Deaf pupils' experiences of inclusion within a mainstream primary school: a case-study

Bower, Sarah (2006). Deaf pupils' experiences of inclusion within a mainstream primary school: a case-study. EdD thesis The Open University.



The aims of the study are:
To research, and document, deaf pupils' experiences of inclusion, their perceptions of the way teachers view deafness, and to observe the effect of using sign language to educate the children within a mainstream setting.

This study has as its focus 5 deaf pupils who are part of a Hearing Impaired Unit of 20 deaf children within the Greenview mainstream primary school for 700 pupils. I focus on three research themes:
1) Inclusion. Firstly: how do deaf pupils describe/feel about their learning experience in an inclusive classroom? Secondly: are deaf pupils a unique group in tenns of their needs?
2) Pedagogy. Firstly: what educational strategies are in place to make inclusion of deaf pupils work? Secondly: how do teachers' perceptions of deafness affect their pedagogy?
3) Communication. How does the presence of a facilitator, and their participation in the classroom, influence the situation?

The philosophy influencing this study stems from a socio-constructivist perspective, and the three themes of inclusion, pedagogy and communication are revisited in each chapter. This study follows an ethnographic case study methodology, using an adaptation of Stake's (1995) 7 step methodology to address pupil issues, and Wood et aI's (1986) Moves Matrix codes to analyse pupl/teacher dialogue. Within its framework, the study uses observation and interview techniques to gain insights, from the child's perspective, as to how one school's 'inclusive' policy is experienced in practice. The study reveals surprising observations, finding that, for example:

Within the theme of inclusion:
Deaf pupils felt they could flourish within a mainstream classroom provided their unique identity and language needs were recognised and valued. They felt comfortable with "deaf aware" mainstream teachers who improved acoustic conditions within the classroom, managed audio equipment to amplify speech and kept background noise low.

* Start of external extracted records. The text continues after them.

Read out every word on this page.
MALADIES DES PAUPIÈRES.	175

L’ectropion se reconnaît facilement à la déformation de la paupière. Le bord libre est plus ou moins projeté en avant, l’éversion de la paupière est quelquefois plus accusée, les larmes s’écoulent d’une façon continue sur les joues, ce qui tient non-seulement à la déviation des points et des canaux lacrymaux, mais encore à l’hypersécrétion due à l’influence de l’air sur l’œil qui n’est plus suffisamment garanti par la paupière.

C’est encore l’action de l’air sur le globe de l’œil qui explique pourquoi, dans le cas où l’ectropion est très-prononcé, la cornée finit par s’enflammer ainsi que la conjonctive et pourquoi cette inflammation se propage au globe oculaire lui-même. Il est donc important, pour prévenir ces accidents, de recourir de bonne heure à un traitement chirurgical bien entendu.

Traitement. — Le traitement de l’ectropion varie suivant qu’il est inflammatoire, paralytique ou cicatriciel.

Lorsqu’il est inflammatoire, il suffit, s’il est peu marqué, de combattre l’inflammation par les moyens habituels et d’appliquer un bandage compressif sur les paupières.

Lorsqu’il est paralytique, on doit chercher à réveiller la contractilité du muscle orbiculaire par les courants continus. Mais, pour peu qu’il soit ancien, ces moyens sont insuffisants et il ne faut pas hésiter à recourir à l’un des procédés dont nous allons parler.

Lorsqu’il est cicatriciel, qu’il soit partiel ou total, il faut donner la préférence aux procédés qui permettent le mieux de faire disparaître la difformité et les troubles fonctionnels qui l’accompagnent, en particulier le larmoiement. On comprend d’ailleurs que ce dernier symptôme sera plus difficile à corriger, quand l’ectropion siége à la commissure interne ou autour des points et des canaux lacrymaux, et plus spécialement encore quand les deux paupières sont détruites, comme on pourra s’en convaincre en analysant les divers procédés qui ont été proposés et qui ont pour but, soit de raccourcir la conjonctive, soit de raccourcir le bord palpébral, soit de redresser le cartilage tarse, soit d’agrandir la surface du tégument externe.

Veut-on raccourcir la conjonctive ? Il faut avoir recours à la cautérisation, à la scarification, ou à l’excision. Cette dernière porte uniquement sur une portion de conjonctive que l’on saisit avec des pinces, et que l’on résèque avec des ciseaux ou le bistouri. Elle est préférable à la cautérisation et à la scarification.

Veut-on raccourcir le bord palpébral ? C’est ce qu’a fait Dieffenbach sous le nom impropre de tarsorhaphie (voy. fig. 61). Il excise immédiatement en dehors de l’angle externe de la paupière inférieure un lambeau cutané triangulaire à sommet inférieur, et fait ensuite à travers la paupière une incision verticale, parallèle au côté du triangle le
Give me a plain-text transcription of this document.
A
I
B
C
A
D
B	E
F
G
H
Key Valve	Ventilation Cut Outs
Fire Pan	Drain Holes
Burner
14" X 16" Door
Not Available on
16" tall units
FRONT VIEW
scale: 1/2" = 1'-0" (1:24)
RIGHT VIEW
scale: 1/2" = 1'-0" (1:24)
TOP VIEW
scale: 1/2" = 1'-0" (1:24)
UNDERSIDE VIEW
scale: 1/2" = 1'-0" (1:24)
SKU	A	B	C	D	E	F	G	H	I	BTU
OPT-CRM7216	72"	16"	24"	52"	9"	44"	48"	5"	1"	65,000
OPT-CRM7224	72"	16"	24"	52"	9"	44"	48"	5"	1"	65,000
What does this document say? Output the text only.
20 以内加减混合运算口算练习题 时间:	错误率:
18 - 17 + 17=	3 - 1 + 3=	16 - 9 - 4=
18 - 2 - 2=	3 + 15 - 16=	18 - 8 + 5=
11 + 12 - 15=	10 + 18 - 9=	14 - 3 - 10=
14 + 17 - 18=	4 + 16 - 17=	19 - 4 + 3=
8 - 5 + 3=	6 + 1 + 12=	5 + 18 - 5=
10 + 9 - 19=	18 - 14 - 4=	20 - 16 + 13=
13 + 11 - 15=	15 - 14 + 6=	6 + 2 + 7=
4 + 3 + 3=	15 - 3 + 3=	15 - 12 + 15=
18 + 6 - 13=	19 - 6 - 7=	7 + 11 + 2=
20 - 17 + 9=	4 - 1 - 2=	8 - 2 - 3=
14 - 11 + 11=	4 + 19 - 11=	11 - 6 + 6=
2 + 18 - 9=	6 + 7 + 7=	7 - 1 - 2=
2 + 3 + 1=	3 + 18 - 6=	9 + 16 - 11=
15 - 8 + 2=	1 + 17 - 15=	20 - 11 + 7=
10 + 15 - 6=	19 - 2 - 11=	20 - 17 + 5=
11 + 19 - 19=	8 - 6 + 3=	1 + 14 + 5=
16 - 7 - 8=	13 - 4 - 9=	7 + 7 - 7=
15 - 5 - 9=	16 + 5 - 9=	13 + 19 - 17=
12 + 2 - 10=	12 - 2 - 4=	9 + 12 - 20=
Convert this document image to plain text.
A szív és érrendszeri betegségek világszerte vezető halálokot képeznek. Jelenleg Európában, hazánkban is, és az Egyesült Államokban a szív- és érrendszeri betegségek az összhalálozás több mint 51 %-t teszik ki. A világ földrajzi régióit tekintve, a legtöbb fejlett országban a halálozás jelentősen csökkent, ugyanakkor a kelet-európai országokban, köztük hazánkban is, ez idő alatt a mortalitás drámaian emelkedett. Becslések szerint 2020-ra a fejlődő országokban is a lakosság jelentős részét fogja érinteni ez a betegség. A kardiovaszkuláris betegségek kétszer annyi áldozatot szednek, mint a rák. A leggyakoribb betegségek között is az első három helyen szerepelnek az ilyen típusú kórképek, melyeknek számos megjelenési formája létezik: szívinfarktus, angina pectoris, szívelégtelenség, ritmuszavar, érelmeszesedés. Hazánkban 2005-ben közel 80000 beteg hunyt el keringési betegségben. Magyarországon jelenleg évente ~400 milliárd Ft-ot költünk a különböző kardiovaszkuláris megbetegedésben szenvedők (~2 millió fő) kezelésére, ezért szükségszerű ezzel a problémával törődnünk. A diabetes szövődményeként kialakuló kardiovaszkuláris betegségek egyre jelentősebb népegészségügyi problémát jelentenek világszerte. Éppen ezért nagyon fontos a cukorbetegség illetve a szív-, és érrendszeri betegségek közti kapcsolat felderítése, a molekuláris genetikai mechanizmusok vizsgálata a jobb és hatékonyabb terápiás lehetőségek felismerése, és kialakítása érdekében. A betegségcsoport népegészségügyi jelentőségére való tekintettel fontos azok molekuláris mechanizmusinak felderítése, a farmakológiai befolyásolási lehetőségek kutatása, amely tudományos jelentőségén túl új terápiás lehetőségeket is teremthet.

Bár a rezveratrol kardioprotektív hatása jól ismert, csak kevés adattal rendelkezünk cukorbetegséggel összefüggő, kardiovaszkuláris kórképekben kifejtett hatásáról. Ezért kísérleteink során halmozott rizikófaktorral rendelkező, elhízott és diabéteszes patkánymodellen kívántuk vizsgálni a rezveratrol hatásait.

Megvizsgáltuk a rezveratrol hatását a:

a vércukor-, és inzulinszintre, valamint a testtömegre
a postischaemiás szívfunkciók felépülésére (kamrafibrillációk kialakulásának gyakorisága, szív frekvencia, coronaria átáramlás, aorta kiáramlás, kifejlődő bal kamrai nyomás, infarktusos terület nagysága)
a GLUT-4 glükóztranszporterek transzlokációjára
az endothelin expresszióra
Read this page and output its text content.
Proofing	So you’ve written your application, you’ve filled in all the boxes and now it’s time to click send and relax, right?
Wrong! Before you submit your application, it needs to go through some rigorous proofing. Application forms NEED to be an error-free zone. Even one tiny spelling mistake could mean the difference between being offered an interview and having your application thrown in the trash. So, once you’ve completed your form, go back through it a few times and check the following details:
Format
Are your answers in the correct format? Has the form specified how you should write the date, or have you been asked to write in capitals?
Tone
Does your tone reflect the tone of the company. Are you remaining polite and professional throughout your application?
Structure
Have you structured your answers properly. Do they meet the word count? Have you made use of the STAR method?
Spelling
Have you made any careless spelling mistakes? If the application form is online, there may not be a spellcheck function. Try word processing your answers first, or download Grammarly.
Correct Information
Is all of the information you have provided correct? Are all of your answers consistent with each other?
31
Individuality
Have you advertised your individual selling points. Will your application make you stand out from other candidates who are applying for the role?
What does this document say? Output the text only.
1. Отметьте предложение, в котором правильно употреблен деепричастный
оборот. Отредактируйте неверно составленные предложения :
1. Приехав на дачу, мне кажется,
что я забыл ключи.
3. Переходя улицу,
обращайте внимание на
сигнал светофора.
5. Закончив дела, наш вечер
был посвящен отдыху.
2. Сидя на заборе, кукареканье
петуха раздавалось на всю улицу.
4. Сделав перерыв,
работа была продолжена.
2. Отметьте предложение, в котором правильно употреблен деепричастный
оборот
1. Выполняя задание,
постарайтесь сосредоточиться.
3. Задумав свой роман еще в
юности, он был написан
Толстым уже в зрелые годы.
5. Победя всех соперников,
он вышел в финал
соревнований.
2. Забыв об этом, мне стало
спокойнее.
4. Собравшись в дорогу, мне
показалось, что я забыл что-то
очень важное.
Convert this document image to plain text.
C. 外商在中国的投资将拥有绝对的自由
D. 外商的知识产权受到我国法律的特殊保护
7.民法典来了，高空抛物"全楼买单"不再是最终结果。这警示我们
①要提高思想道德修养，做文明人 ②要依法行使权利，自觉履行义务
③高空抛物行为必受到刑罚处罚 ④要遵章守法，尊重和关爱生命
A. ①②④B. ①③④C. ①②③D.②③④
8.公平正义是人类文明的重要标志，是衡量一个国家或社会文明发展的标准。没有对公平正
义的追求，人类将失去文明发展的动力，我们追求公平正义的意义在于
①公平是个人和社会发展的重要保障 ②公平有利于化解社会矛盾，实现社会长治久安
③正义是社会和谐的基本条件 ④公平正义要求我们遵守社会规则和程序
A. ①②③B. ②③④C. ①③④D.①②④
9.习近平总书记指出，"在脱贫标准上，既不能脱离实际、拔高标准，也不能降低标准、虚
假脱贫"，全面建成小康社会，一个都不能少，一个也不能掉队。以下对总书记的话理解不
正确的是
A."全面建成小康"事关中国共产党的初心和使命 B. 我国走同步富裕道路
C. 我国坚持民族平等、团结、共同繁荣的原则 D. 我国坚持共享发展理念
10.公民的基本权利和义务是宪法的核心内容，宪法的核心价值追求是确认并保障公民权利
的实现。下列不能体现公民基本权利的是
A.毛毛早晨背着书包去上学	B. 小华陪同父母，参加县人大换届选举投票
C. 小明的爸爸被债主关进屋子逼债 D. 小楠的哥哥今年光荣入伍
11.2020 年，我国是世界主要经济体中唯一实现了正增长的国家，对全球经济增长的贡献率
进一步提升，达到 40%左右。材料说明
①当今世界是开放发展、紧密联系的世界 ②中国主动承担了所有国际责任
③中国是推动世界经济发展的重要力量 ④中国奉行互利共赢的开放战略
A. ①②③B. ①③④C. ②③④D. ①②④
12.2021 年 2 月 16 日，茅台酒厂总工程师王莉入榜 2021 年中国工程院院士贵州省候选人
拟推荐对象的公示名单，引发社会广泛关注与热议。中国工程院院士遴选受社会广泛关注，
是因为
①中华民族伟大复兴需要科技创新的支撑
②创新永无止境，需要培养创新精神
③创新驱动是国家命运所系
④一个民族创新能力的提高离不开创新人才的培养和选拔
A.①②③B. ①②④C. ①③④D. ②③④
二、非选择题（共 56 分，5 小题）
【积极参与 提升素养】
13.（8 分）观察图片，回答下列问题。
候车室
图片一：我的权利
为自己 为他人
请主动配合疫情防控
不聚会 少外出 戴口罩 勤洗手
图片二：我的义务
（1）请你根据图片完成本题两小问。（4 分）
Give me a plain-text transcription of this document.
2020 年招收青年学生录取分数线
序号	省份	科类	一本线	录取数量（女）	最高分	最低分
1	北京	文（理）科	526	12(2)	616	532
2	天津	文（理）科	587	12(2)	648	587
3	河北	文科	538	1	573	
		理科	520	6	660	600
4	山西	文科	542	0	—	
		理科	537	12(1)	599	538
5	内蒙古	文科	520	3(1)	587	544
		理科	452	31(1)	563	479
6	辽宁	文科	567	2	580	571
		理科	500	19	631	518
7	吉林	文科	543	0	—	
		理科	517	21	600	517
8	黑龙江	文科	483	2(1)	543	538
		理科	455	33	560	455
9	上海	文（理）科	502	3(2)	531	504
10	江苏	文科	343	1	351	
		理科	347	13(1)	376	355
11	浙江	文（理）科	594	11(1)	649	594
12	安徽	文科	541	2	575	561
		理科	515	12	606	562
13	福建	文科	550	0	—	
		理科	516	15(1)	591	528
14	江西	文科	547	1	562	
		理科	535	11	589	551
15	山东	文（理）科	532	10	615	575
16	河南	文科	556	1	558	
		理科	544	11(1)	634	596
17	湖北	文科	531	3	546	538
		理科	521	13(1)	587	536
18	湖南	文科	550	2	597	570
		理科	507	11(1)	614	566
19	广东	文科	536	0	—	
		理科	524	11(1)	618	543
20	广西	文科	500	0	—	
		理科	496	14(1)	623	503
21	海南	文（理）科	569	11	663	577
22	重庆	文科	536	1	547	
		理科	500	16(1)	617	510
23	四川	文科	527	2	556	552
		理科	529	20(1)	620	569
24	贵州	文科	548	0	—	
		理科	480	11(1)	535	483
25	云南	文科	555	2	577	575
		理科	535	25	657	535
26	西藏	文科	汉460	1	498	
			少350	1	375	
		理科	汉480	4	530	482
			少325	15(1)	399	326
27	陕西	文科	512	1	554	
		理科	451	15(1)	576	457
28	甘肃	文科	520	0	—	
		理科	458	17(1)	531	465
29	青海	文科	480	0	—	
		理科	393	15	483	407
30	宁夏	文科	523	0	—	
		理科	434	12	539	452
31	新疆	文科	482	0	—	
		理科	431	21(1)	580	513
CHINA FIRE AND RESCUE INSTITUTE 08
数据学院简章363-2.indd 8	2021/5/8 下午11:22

Within the theme of pedagogy:
Experienced "deaf aware" teachers actively planned lessons with specialist staff to use a range of strategies suitable for deaf children's' learning. These experienced teachers adapted their communication strategies to use a more flexible approach to talking and listening.

Within the theme of communication:
BSL provides good language learning opportunities for the deaf pupils, but this is not always matched by the attitudes of mainstream staff. The mode of communication does not influence pupils as much as the strategy the teacher uses to introduce lessons. Deaf adults are necessary in the classroom to provide deaf children with mature BSL language experience and adult role models.

A summary emerges of the experiences of deaf pupils at Greenview, and the aspects of inclusion that they find most helpful to learning. Such a multi-faceted glimpse into the children's educational experience will be of interest to teachers, parents and all those involved in the disability/inclusion debate.